Neste milênio, quando os chineses se preparam para atravessar as fronteiras mais remotas do Rio Amarelo para conhecer e dominar o que há para além do Império do Meio — uma extensão impressionante de terra e gente —, eles trazem uma bagagem sem peso: suas lendas imemoriais, sua tradição arraigadamente oral, um respeito absoluto e reverenciado à sua ancestralidade, ensinando assim outros valores ao mundo ocidentalizado. Ou mesmo resgatando valores que podem ter sido encobertos por uma economia de mercado que privilegia o fácil, o escrachado, o evidente e todos os demais conteúdos de assimilação imediata pelo povaréu pretensioso, desletrado e preguiçoso.

Em 2012, os chineses comemoram o ano de 4710. Nesse mesmo ano, foram a atração principal da Feira de Livros de Londres, exibindo artefatos de uma imprensa bastante desenvolvida e muito anterior a Gutenberg, que criou a prensa móvel somente em 1439. Também nessa década, são eles cada vez mais responsáveis pelos soluços da economia ocidental. Olhando para essa ampla janela de tempo, que exibe com serenidade seus milhares de anos, levantamos a cabeça do iPad, dos iPhones, dos Galaxies e Lumias para notar que o ser humano ainda é — e será por muito tempo — o melhor dos dispositivos tecnológicos. Resistente à chuva e ao calor, ao sol e à neve, dura — se bem conservado — uns 90 anos ou mais.

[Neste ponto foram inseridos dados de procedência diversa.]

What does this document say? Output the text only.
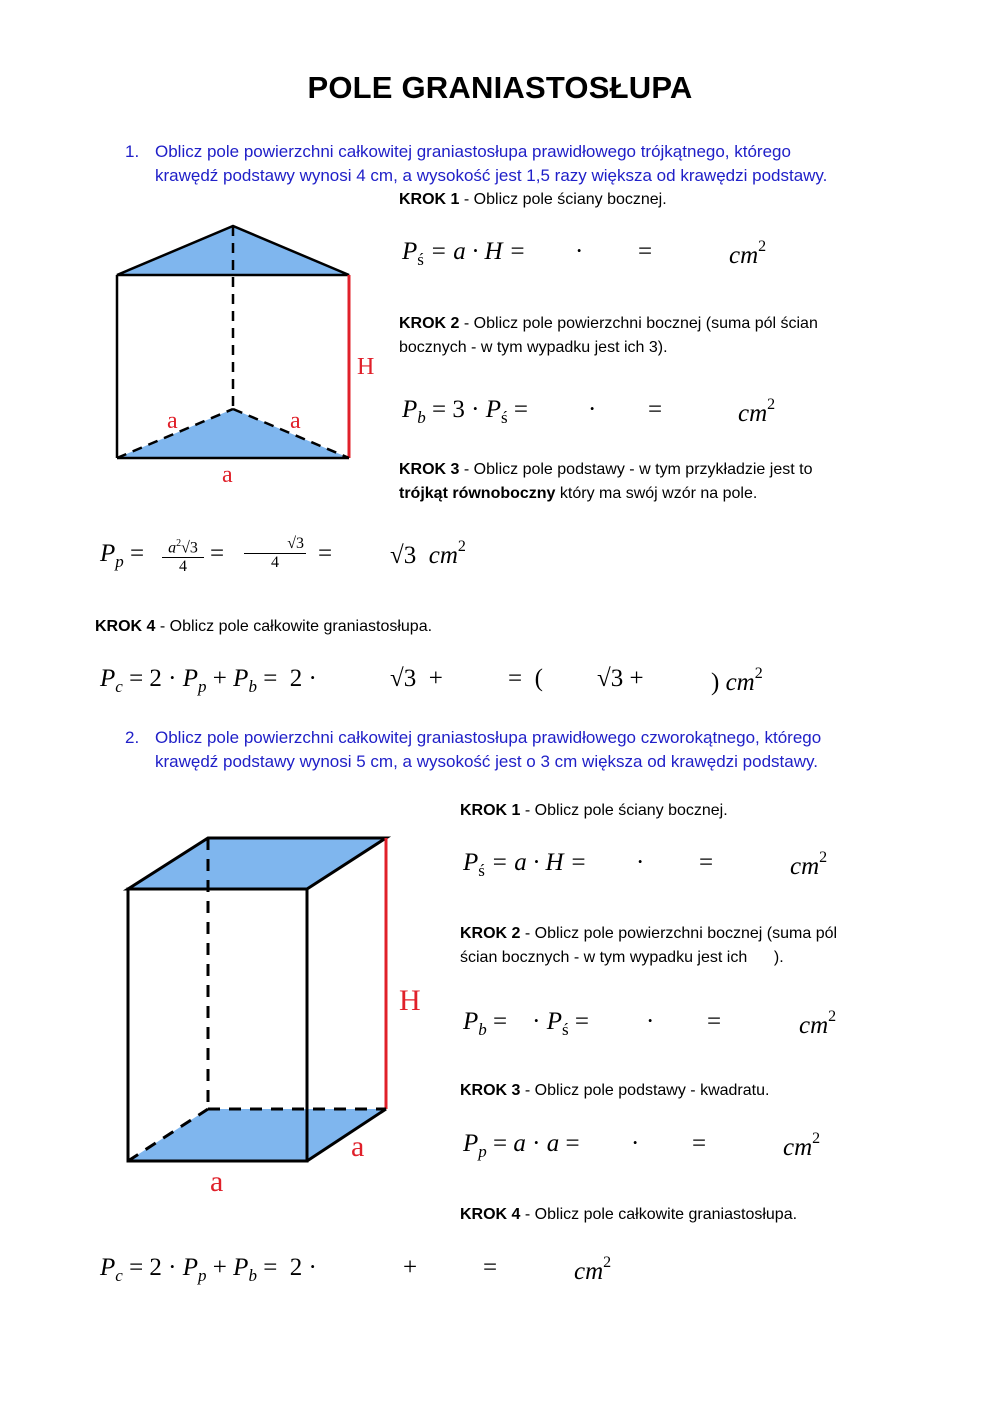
POLE GRANIASTOSŁUPA
1. Oblicz pole powierzchni całkowitej graniastosłupa prawidłowego trójkątnego, którego
krawędź podstawy wynosi 4 cm, a wysokość jest 1,5 razy większa od krawędzi podstawy.
a	a
a
H
KROK 1 - Oblicz pole ściany bocznej.
$P_ś = a \cdot H$ = · =	$cm^2$
KROK 2 - Oblicz pole powierzchni bocznej (suma pól ścian
bocznych - w tym wypadku jest ich 3).
$P_b = 3 \cdot P_ś$ = · =	$cm^2$
KROK 3 - Oblicz pole podstawy - w tym przykładzie jest to
trójkąt równoboczny który ma swój wzór na pole.
$P_p = \frac{a^2√3}{4} = \frac{√3}{4} = √3$  $cm^2$
KROK 4 - Oblicz pole całkowite graniastosłupa.
$P_c = 2 \cdot P_p + P_b = 2$ ·	√3  +	=  ( √3 +	) $cm^2$
2. Oblicz pole powierzchni całkowitej graniastosłupa prawidłowego czworokątnego, którego
krawędź podstawy wynosi 5 cm, a wysokość jest o 3 cm większa od krawędzi podstawy.
H
a
a
KROK 1 - Oblicz pole ściany bocznej.
$P_ś = a \cdot H$ = · =	$cm^2$
KROK 2 - Oblicz pole powierzchni bocznej (suma pól
ścian bocznych - w tym wypadku jest ich      ).
$P_b$ =    · $P_ś$ = · =	$cm^2$
KROK 3 - Oblicz pole podstawy - kwadratu.
$P_p = a \cdot a$ = · =	$cm^2$
KROK 4 - Oblicz pole całkowite graniastosłupa.
$P_c = 2 \cdot P_p + P_b = 2$ ·	+	=	$cm^2$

Além disso, os chineses nos ensinam, essencialmente, que somos dispositivos com o melhor das capacidades multimídia: registramos o essencial e o mais belo do mundo, filtrando-o com até mais do que cinco sentidos — e ainda somos capazes de transmitir de forma inesquecível e emocionada tudo isso e mais um pouco, com palavras ao pé do ouvido, com a voz à meia luz.

Contos sobrenaturais chineses
Vários
Trad. e org.: Márcia Schmaltz e Sérgio Capparelli
L&PM
127 págs.
Márcia Schmaltz
Nasceu em Porto Alegre, em 1973, mas mudou-se ainda criança para Taiwan, onde morou por seis anos. É professora e tradutora-intérprete de chinês. Formou-se em Letras e fez mestrado na Universidade Federal do Rio Grande do Sul. Em 2005 e 2006, realizou uma especialização em tradução na Universidade de Língua e Cultura de Beijing. Em 2000 ganhou o prêmio Xerox/Livro Aberto pela tradução de Histórias da mitologia chinesa e, em 2001, o Prêmio Açorianos de Literatura, categoria tradução.
Paula Cajaty

É poeta. Autora de Afrodite in verso.